In the present specification, each embodiment is described in a progressive manner, and each embodiment is mainly described in a different point from other embodiments, and identical and similar parts between the embodiments are all enough to refer to each other. For the device disclosed in the embodiment, since it corresponds to the method disclosed in the embodiment, the description is relatively simple, and the relevant points refer to the description of the method section.

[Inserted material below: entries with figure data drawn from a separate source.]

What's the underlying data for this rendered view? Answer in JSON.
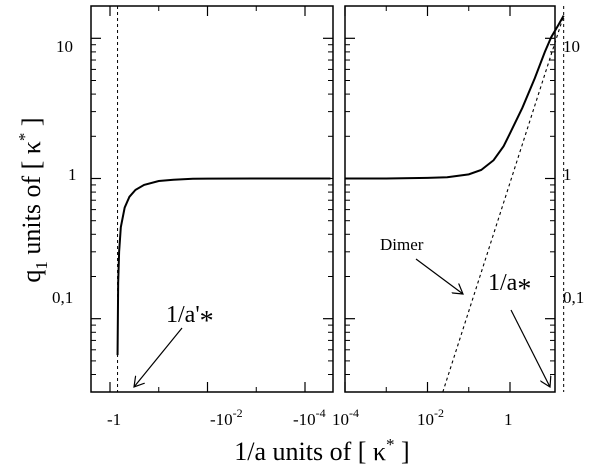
{
  "chart_data": {
    "type": "line",
    "ylabel_main": "q",
    "ylabel_sub": "1",
    "ylabel_rest": "  units of [ κ",
    "ylabel_sup": "*",
    "ylabel_end": " ]",
    "xlabel_main": "1/a  units of [ κ",
    "xlabel_sup": "*",
    "xlabel_end": " ]",
    "yscale": "log",
    "ylim": [
      0.03,
      17
    ],
    "yticks": [
      {
        "value": 0.1,
        "label": "0,1"
      },
      {
        "value": 1,
        "label": "1"
      },
      {
        "value": 10,
        "label": "10"
      }
    ],
    "panels": [
      {
        "id": "left",
        "xscale": "symlog-negative",
        "xlim": [
          -3,
          -3e-05
        ],
        "xticks": [
          {
            "value": -1,
            "label": "-1"
          },
          {
            "value": -0.01,
            "label": "-10",
            "sup": "-2"
          },
          {
            "value": -0.0001,
            "label": "-10",
            "sup": "-4"
          }
        ],
        "asymptote_x": -0.7,
        "series": [
          {
            "x": [
              -0.7,
              -0.68,
              -0.65,
              -0.6,
              -0.5,
              -0.4,
              -0.3,
              -0.2,
              -0.1,
              -0.05,
              -0.02,
              -0.01,
              -0.001,
              -0.0001,
              -3e-05
            ],
            "y": [
              0.055,
              0.18,
              0.3,
              0.45,
              0.62,
              0.74,
              0.83,
              0.9,
              0.96,
              0.98,
              0.995,
              0.998,
              1.0,
              1.0,
              1.0
            ]
          }
        ],
        "annotation": {
          "text": "1/a'",
          "sub": "*"
        }
      },
      {
        "id": "right",
        "xscale": "log",
        "xlim": [
          0.0001,
          30
        ],
        "xticks": [
          {
            "value": 0.0001,
            "label": "10",
            "sup": "-4"
          },
          {
            "value": 0.01,
            "label": "10",
            "sup": "-2"
          },
          {
            "value": 1,
            "label": "1"
          }
        ],
        "asymptote_x": 20,
        "series": [
          {
            "name": "",
            "style": "solid",
            "x": [
              0.0001,
              0.001,
              0.01,
              0.03,
              0.1,
              0.2,
              0.4,
              0.7,
              1,
              2,
              4,
              7,
              10,
              15,
              20
            ],
            "y": [
              1.0,
              1.0,
              1.01,
              1.02,
              1.07,
              1.15,
              1.35,
              1.7,
              2.1,
              3.2,
              5.2,
              8.0,
              10.2,
              12.5,
              14.5
            ]
          },
          {
            "name": "Dimer",
            "style": "dashed",
            "x": [
              0.0235,
              20
            ],
            "y": [
              0.03,
              14.5
            ]
          }
        ],
        "annotation": {
          "text": "1/a",
          "sub": "*"
        },
        "dimer_label": "Dimer"
      }
    ]
  }
}
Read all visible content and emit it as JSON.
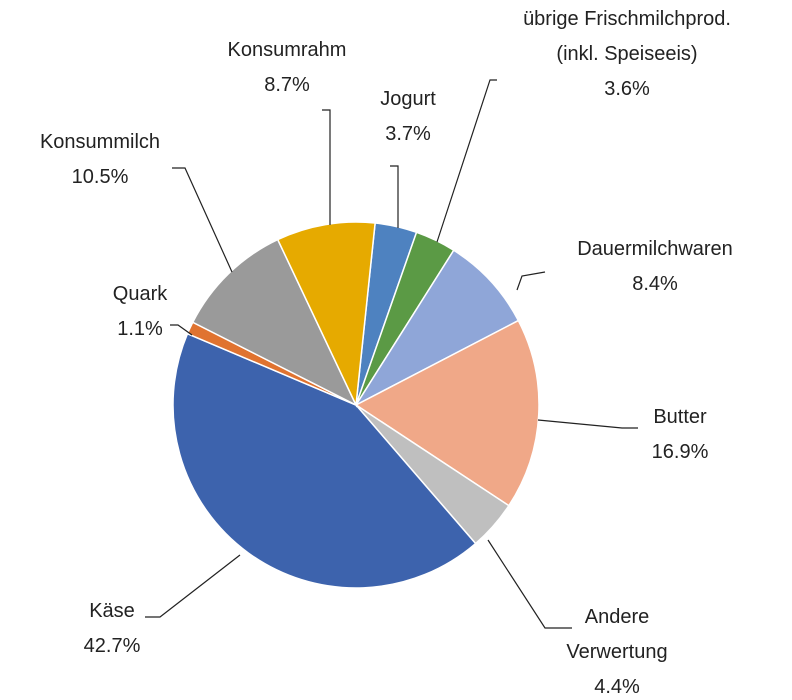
{
  "chart_data": {
    "type": "pie",
    "categories": [
      "Jogurt",
      "übrige Frischmilchprod. (inkl. Speiseeis)",
      "Dauermilchwaren",
      "Butter",
      "Andere Verwertung",
      "Käse",
      "Quark",
      "Konsummilch",
      "Konsumrahm"
    ],
    "values": [
      3.7,
      3.6,
      8.4,
      16.9,
      4.4,
      42.7,
      1.1,
      10.5,
      8.7
    ],
    "value_labels": [
      "3.7%",
      "3.6%",
      "8.4%",
      "16.9%",
      "4.4%",
      "42.7%",
      "1.1%",
      "10.5%",
      "8.7%"
    ],
    "colors": [
      "#4e82c0",
      "#5b9a45",
      "#8fa6d8",
      "#f0a888",
      "#bfbfbf",
      "#3d63ad",
      "#e07330",
      "#9a9a9a",
      "#e6aa00"
    ]
  }
}
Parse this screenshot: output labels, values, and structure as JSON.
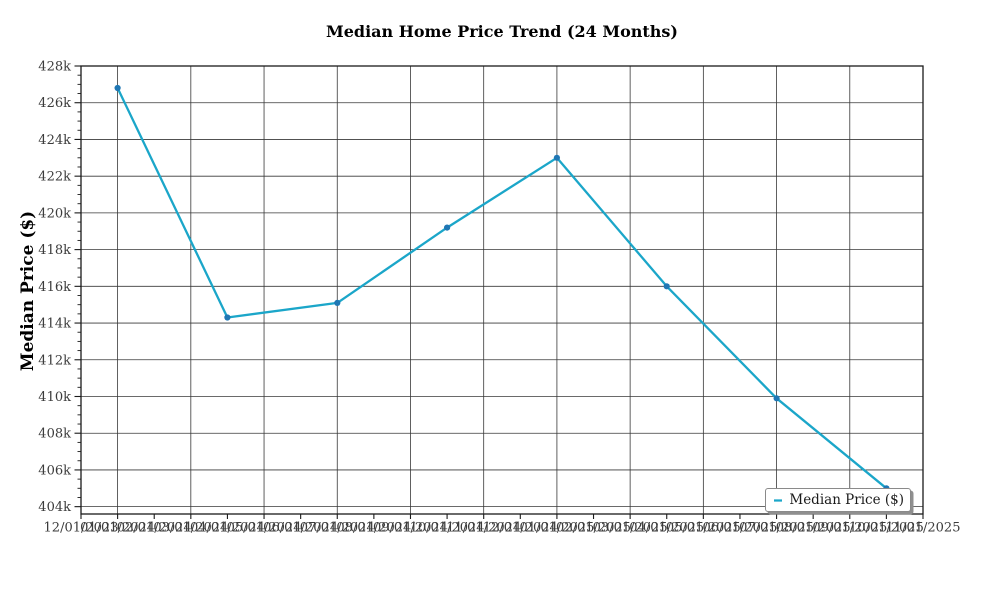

The previous description of the disclosed embodiments is provided to enable any person skilled in the art to make or use the present invention. Various modifications to these embodiments will be readily apparent to those skilled in the art, and the generic principles defined herein may be applied to other embodiments without departing from the spirit or scope of the invention. Thus, the present invention is not intended to be limited to the embodiments shown herein but is to be accorded the widest scope consistent with the principles and novel features disclosed herein.

Claims

1. An intelligent decision method based on a multi-mode pre-training large model is characterized by comprising the following steps:

2. The intelligent decision method based on a multi-modal pre-training large model according to claim 1, wherein the pre-training step of the multi-modal pre-training model comprises:

acquiring training data of multiple modes;

and performing joint training on the pre-constructed multi-mode data processing model through tuple sequences corresponding to the modes to obtain model parameters of the multi-mode pre-training model.

3. The intelligent decision making method based on a multi-modal pre-trained large model according to claim 2, wherein the multi-modal training data comprises one or more of image data, video data and text data.

4. The intelligent decision-making method based on the multi-mode pre-training large model according to claim 3, wherein training features of training data corresponding to each mode are extracted, the training features are uniformly coded, and a tuple sequence corresponding to each mode is generated, specifically:

the multi-modality dataset dstd= { D1, D2, D3, …, DN }.

5. The intelligent decision method based on the multi-mode pre-training large model according to claim 2, wherein the joint training is specifically as follows:

6. The intelligent decision making method based on a multi-modal pre-trained large model according to claim 5, wherein the merging means comprises modal embedding, attention mechanism, multi-view learning or multi-task learning.

7. The intelligent decision making method based on a multi-modal pre-trained large model according to claim 1, wherein the step of constructing decision tag data comprises:

creating a decision problem text;

calculating decision case e according to text similarity _m Distance l between text and decision problem text _m ；

and acquiring a training data format mapping rule of the multi-mode pre-training model, and mapping and converting the Tag vector Tag form into a pre-training data format according to the mapping rule to form decision Tag data.

8. An intelligent decision making system based on a multi-modal pre-trained large model, comprising:

a user data acquisition device for a user to input a decision problem,

9. The intelligent decision making system based on a multi-modal pre-trained large model according to claim 8, wherein the user data acquisition device is an electronic entry device or a voice acquisition device.

10. The intelligent decision making system based on a multi-modal pre-trained large model according to claim 8, further comprising a visual manipulation means for visual model assessment by a user through human-machine interaction.